Abstract
Background
The District Health Information Software 2 (DHIS2) is widely used by countries for national-level aggregate reporting of health data. To best leverage DHIS2 data for decision-making, countries need to ensure that data within their systems are of the highest quality. Comprehensive, systematic and transparent data cleaning approaches form a core component of preparing DHIS2 data for use. Unfortunately, there is paucity of exhaustive and systematic descriptions of data cleaning processes employed on DHIS2-based data. In this paper, we describe results of systematic data cleaning approach applied on a national-level DHIS2 instance, using Kenya as the case example.
Methods
Broeck et al’s framework, involving repeated cycles of a three-phase process (data screening, data diagnosis and data treatment), was employed on six HIV indicator reports collected monthly from all care facilities in Kenya from 2011 to 2018. This resulted to repeated facility reporting instances.
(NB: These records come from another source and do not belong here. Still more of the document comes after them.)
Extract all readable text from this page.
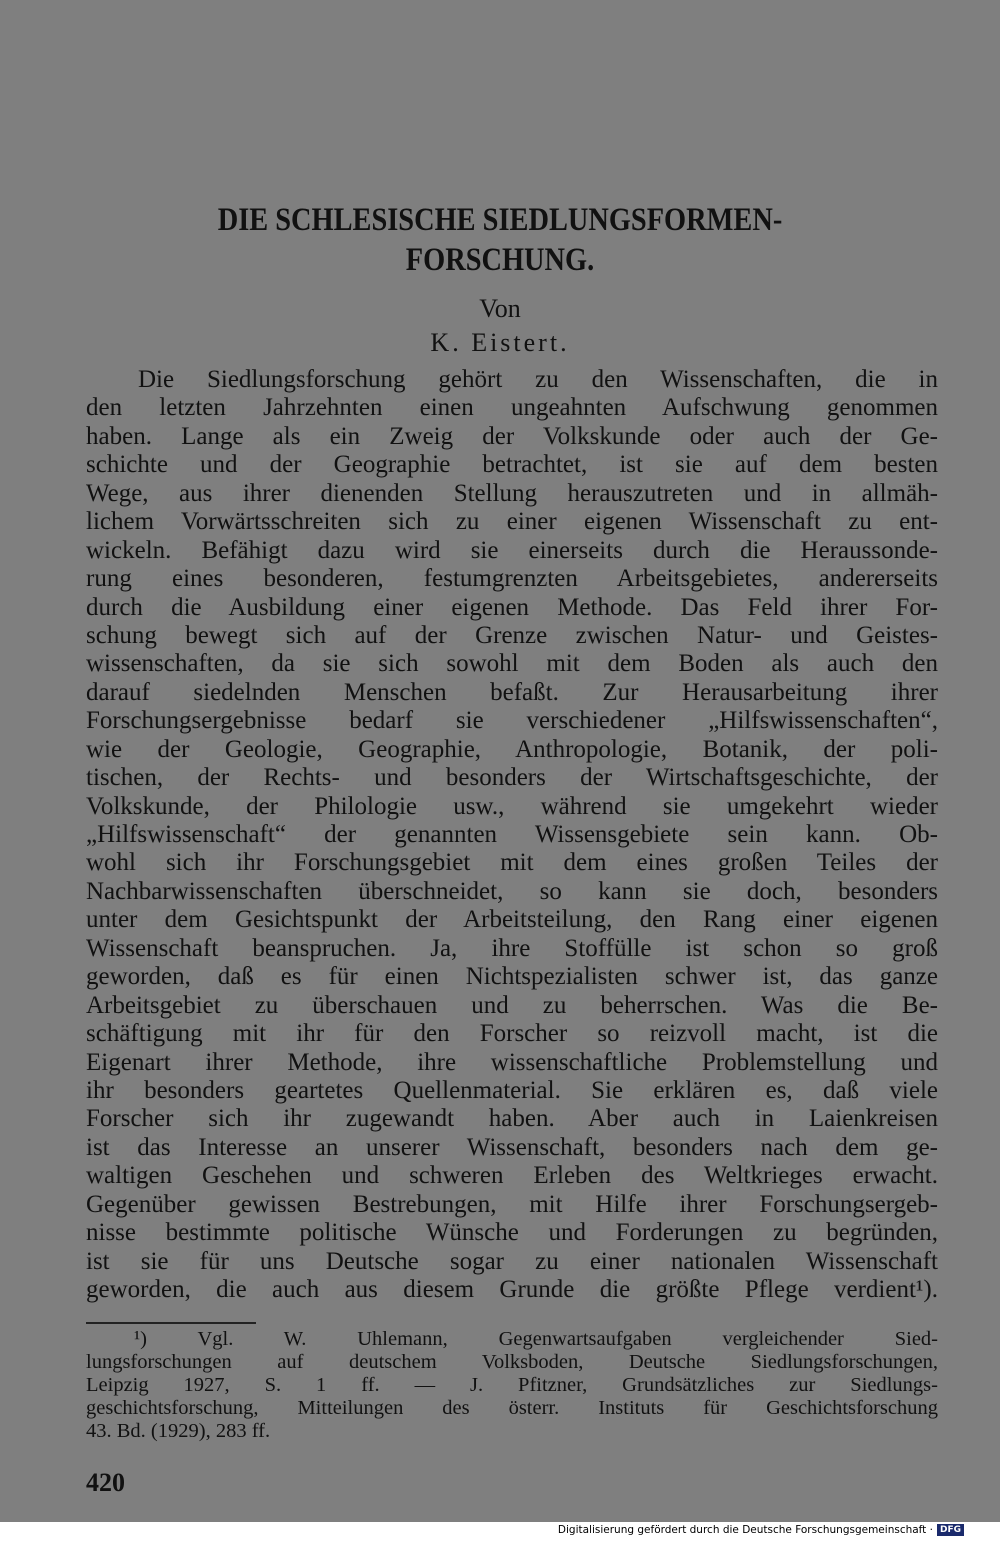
DIE SCHLESISCHE SIEDLUNGSFORMEN-
FORSCHUNG.
Von
K. Eistert.
Die Siedlungsforschung gehört zu den Wissenschaften, die in
den letzten Jahrzehnten einen ungeahnten Aufschwung genommen
haben. Lange als ein Zweig der Volkskunde oder auch der Ge-
schichte und der Geographie betrachtet, ist sie auf dem besten
Wege, aus ihrer dienenden Stellung herauszutreten und in allmäh-
lichem Vorwärtsschreiten sich zu einer eigenen Wissenschaft zu ent-
wickeln. Befähigt dazu wird sie einerseits durch die Heraussonde-
rung eines besonderen, festumgrenzten Arbeitsgebietes, andererseits
durch die Ausbildung einer eigenen Methode. Das Feld ihrer For-
schung bewegt sich auf der Grenze zwischen Natur- und Geistes-
wissenschaften, da sie sich sowohl mit dem Boden als auch den
darauf siedelnden Menschen befaßt. Zur Herausarbeitung ihrer
Forschungsergebnisse bedarf sie verschiedener „Hilfswissenschaften“,
wie der Geologie, Geographie, Anthropologie, Botanik, der poli-
tischen, der Rechts- und besonders der Wirtschaftsgeschichte, der
Volkskunde, der Philologie usw., während sie umgekehrt wieder
„Hilfswissenschaft“ der genannten Wissensgebiete sein kann. Ob-
wohl sich ihr Forschungsgebiet mit dem eines großen Teiles der
Nachbarwissenschaften überschneidet, so kann sie doch, besonders
unter dem Gesichtspunkt der Arbeitsteilung, den Rang einer eigenen
Wissenschaft beanspruchen. Ja, ihre Stoffülle ist schon so groß
geworden, daß es für einen Nichtspezialisten schwer ist, das ganze
Arbeitsgebiet zu überschauen und zu beherrschen. Was die Be-
schäftigung mit ihr für den Forscher so reizvoll macht, ist die
Eigenart ihrer Methode, ihre wissenschaftliche Problemstellung und
ihr besonders geartetes Quellenmaterial. Sie erklären es, daß viele
Forscher sich ihr zugewandt haben. Aber auch in Laienkreisen
ist das Interesse an unserer Wissenschaft, besonders nach dem ge-
waltigen Geschehen und schweren Erleben des Weltkrieges erwacht.
Gegenüber gewissen Bestrebungen, mit Hilfe ihrer Forschungsergeb-
nisse bestimmte politische Wünsche und Forderungen zu begründen,
ist sie für uns Deutsche sogar zu einer nationalen Wissenschaft
geworden, die auch aus diesem Grunde die größte Pflege verdient¹).
¹) Vgl. W. Uhlemann, Gegenwartsaufgaben vergleichender Sied-
lungsforschungen auf deutschem Volksboden, Deutsche Siedlungsforschungen,
Leipzig 1927, S. 1 ff. — J. Pfitzner, Grundsätzliches zur Siedlungs-
geschichtsforschung, Mitteilungen des österr. Instituts für Geschichtsforschung
43. Bd. (1929), 283 ff.
420
Digitalisierung gefördert durch die Deutsche Forschungsgemeinschaft · DFG
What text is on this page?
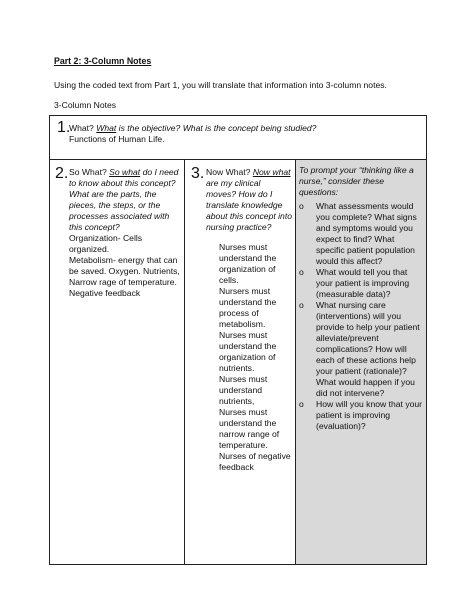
Part 2: 3-Column Notes
Using the coded text from Part 1, you will translate that information into 3-column notes.
3-Column Notes
1.
What? What is the objective? What is the concept being studied?
Functions of Human Life.
2. So What? So what do I need to know about this concept? What are the parts, the pieces, the steps, or the processes associated with this concept?
Organization- Cells organized.
Metabolism- energy that can be saved. Oxygen. Nutrients,
Narrow rage of temperature.
Negative feedback
3. Now What? Now what are my clinical moves? How do I translate knowledge about this concept into nursing practice?
Nurses must understand the organization of cells.
Nursers must understand the process of metabolism.
Nurses must understand the organization of nutrients.
Nurses must understand nutrients,
Nurses must understand the narrow range of temperature.
Nurses of negative feedback
To prompt your “thinking like a nurse,” consider these questions:
o What assessments would you complete? What signs and symptoms would you expect to find? What specific patient population would this affect?
o What would tell you that your patient is improving (measurable data)?
o What nursing care (interventions) will you provide to help your patient alleviate/prevent complications? How will each of these actions help your patient (rationale)? What would happen if you did not intervene?
o How will you know that your patient is improving (evaluation)?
Quality dimensions evaluated included reporting rate, reporting timeliness, and indicator completeness of submitted reports each done per facility per year. The various error types were categorized, and Friedman analyses of variance conducted to examine differences in distribution of facilities by error types. Data cleaning was done during the treatment phases.
Results
A generic five-step data cleaning sequence was developed and applied in cleaning HIV indicator data reports extracted from DHIS2. Initially, 93,179 facility reporting instances were extracted from year 2011 to 2018. 50.23% of these instances submitted no reports and were removed. Of the remaining reporting instances, there was over reporting in 0.03%. Quality issues related to timeliness included scenarios where reports were empty or had data but were never on time. Percentage of reporting instances in these scenarios varied by reporting type. Of submitted reports empty reports also varied by report type and ranged from 1.32–18.04%. Report quality varied significantly by facility distribution (p = 0.00) and report type.
Conclusions
The case instance of Kenya reveals significant data quality issues for HIV reported data that were not detected by the inbuilt error detection procedures within DHIS2. More robust and systematic data cleaning processes should be integrated to current DHIS2 implementations to ensure highest quality data.